Monsieur Macron seems to have blessed us with a visitation of the Bayeux Tapestry, which must be classed as the world’s first (and longest) comic strip. I have seen it going round the walls of the Musée de la Tapisserie, in Bayeux. It is stunning. And it is truly stunning that, after the roughing up the UK has gotten over its EU withdrawal, post-referendum, we are being lent this truly great objet d’art.
On Radio 4’s Today programme, it was suggested that we might want to loan the Rosetta Stone in return, dug up in Egypt by a French Army officer, Pierre-François Bouchard at the end of the 18th century, and captured by Britain soon after in the wars against Napoleon.
I loved seeing the Bayeux Tapestry on all the occasions I hitched, cycled, trained or drove to Normandy
It’s funny how having guns and armies allows you to pick things up in one vicinity of the Earth, really Egyptian through and through, and for them to become something we now associate with our national treasure.
Napoleon’s greatest piece of thievery – but then again, he did have the legitimacy of ‘might’ on his side – was probably the nicking of da Vinci’s Mona Lisa from what later became the country of Italy.
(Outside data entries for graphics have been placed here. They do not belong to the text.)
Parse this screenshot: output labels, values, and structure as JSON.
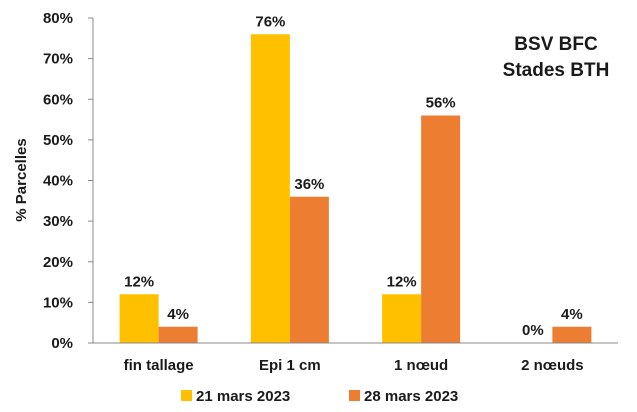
{
  "chart_data": {
    "type": "bar",
    "title_lines": [
      "BSV BFC",
      "Stades BTH"
    ],
    "xlabel": "",
    "ylabel": "% Parcelles",
    "ylim": [
      0,
      80
    ],
    "yticks": [
      "0%",
      "10%",
      "20%",
      "30%",
      "40%",
      "50%",
      "60%",
      "70%",
      "80%"
    ],
    "grid": false,
    "legend_position": "bottom",
    "categories": [
      "fin tallage",
      "Epi 1 cm",
      "1 nœud",
      "2 nœuds"
    ],
    "series": [
      {
        "name": "21 mars 2023",
        "color": "#FFC000",
        "values": [
          12,
          76,
          12,
          0
        ],
        "labels": [
          "12%",
          "76%",
          "12%",
          "0%"
        ]
      },
      {
        "name": "28 mars 2023",
        "color": "#ED7D31",
        "values": [
          4,
          36,
          56,
          4
        ],
        "labels": [
          "4%",
          "36%",
          "56%",
          "4%"
        ]
      }
    ]
  }
}
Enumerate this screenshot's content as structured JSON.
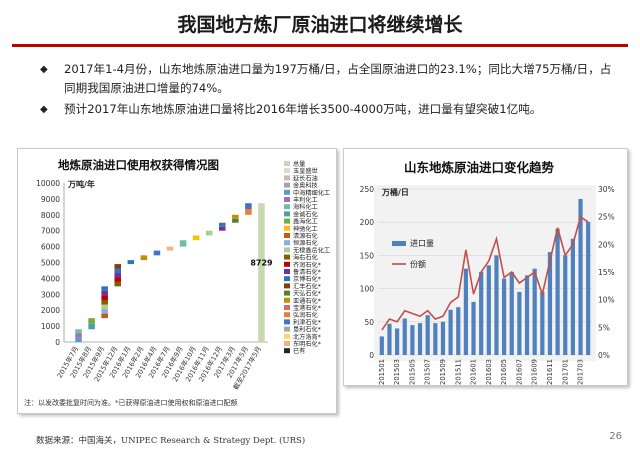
{
  "title": "我国地方炼厂原油进口将继续增长",
  "bullets": [
    "2017年1-4月份，山东地炼原油进口量为197万桶/日，占全国原油进口的23.1%；同比大增75万桶/日，占同期我国原油进口增量的74%。",
    "预计2017年山东地炼原油进口量将比2016年增长3500-4000万吨，进口量有望突破1亿吨。"
  ],
  "footer": {
    "source": "数据来源：中国海关，UNIPEC Research & Strategy Dept. (URS)",
    "page": "26"
  },
  "chart_data": [
    {
      "type": "bar",
      "title": "地炼原油进口使用权获得情况图",
      "ylabel": "万吨/年",
      "ylim": [
        0,
        10000
      ],
      "yticks": [
        0,
        1000,
        2000,
        3000,
        4000,
        5000,
        6000,
        7000,
        8000,
        9000,
        10000
      ],
      "categories": [
        "2015年7月",
        "2015年8月",
        "2015年9月",
        "2015年12月",
        "2016年1月",
        "2016年2月",
        "2016年4月",
        "2016年7月",
        "2016年9月",
        "2016年10月",
        "2016年11月",
        "2016年12月",
        "2017年3月",
        "2017年5月",
        "截至2017年5月"
      ],
      "steps": [
        {
          "base": 0,
          "value": 800
        },
        {
          "base": 800,
          "value": 700
        },
        {
          "base": 1500,
          "value": 2000
        },
        {
          "base": 3500,
          "value": 1400
        },
        {
          "base": 4900,
          "value": 250
        },
        {
          "base": 5150,
          "value": 300
        },
        {
          "base": 5450,
          "value": 300
        },
        {
          "base": 5750,
          "value": 250
        },
        {
          "base": 6000,
          "value": 400
        },
        {
          "base": 6400,
          "value": 300
        },
        {
          "base": 6700,
          "value": 300
        },
        {
          "base": 7000,
          "value": 500
        },
        {
          "base": 7500,
          "value": 500
        },
        {
          "base": 8000,
          "value": 729
        },
        {
          "base": 0,
          "value": 8729
        }
      ],
      "total_label": "8729",
      "legend": [
        "总量",
        "玉皇盛世",
        "延长石油",
        "金奥科技",
        "中海精细化工",
        "丰利化工",
        "海科化工",
        "金诚石化",
        "鑫海化工",
        "神驰化工",
        "清源石化",
        "恒源石化",
        "无棣鑫岳化工",
        "海右石化",
        "齐润石化*",
        "鲁清石化*",
        "京博石化*",
        "汇丰石化*",
        "天弘石化*",
        "亚通石化*",
        "宝港石化*",
        "弘润石化",
        "利津石化*",
        "垦利石化*",
        "北方洛宵*",
        "东明石化*",
        "已有"
      ],
      "legend_colors": [
        "#c8d8b0",
        "#d9d9d9",
        "#bfbfbf",
        "#a6a6a6",
        "#5b9bd5",
        "#9e6fc3",
        "#6fbf9f",
        "#4aa3a3",
        "#70ad47",
        "#ffc000",
        "#c55a11",
        "#8faadc",
        "#a9d18e",
        "#7f6000",
        "#c00000",
        "#7030a0",
        "#2e75b6",
        "#843c0c",
        "#548235",
        "#bf9000",
        "#e06666",
        "#ed7d31",
        "#4472c4",
        "#a5a5a5",
        "#ffd966",
        "#f4b183",
        "#262626"
      ],
      "footnote": "注：以发改委批复时间为准。*已获得原油进口使用权和原油进口配额"
    },
    {
      "type": "bar+line",
      "title": "山东地炼原油进口变化趋势",
      "ylabel": "万桶/日",
      "ylim": [
        0,
        250
      ],
      "yticks": [
        0,
        50,
        100,
        150,
        200,
        250
      ],
      "y2lim": [
        0,
        30
      ],
      "y2ticks": [
        "0%",
        "5%",
        "10%",
        "15%",
        "20%",
        "25%",
        "30%"
      ],
      "xticks": [
        "201501",
        "201503",
        "201505",
        "201507",
        "201509",
        "201511",
        "201601",
        "201603",
        "201605",
        "201607",
        "201609",
        "201611",
        "201701",
        "201703"
      ],
      "series": [
        {
          "name": "进口量",
          "type": "bar",
          "color": "#4f81bd",
          "values": [
            28,
            47,
            40,
            55,
            45,
            48,
            60,
            48,
            50,
            68,
            72,
            130,
            80,
            125,
            135,
            150,
            115,
            125,
            95,
            120,
            130,
            95,
            155,
            190,
            150,
            175,
            235,
            200
          ]
        },
        {
          "name": "份额",
          "type": "line",
          "color": "#c0504d",
          "values": [
            4.5,
            6.5,
            6,
            8,
            7.5,
            7,
            8,
            6.5,
            7,
            9.5,
            10.5,
            19,
            11,
            15,
            17,
            21,
            14,
            15,
            13,
            14,
            15,
            11,
            17,
            23,
            18,
            20,
            25,
            24
          ]
        }
      ]
    }
  ]
}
The Louvre is full of stolen goods, although, like most European nations, their museums would be empty without plunder. Our own plundering, via bargain deals made with occupiers, is much in evidence at our own museums, so we don’t get away with the higher moral ground argument here either.
I loved seeing the Bayeux Tapestry on all the occasions I hitched, cycled, trained or drove to Normandy. It is the genuine article: no one can say they stole it from a weaker party.
The fact that it celebrates the stealing of a whole country, viz the Norman Conquest, the thousand-year anniversary coming up fast in 2066, has been well and truly absorbed into our national consciousness (although I’m sure there are those that still can’t put it behind them).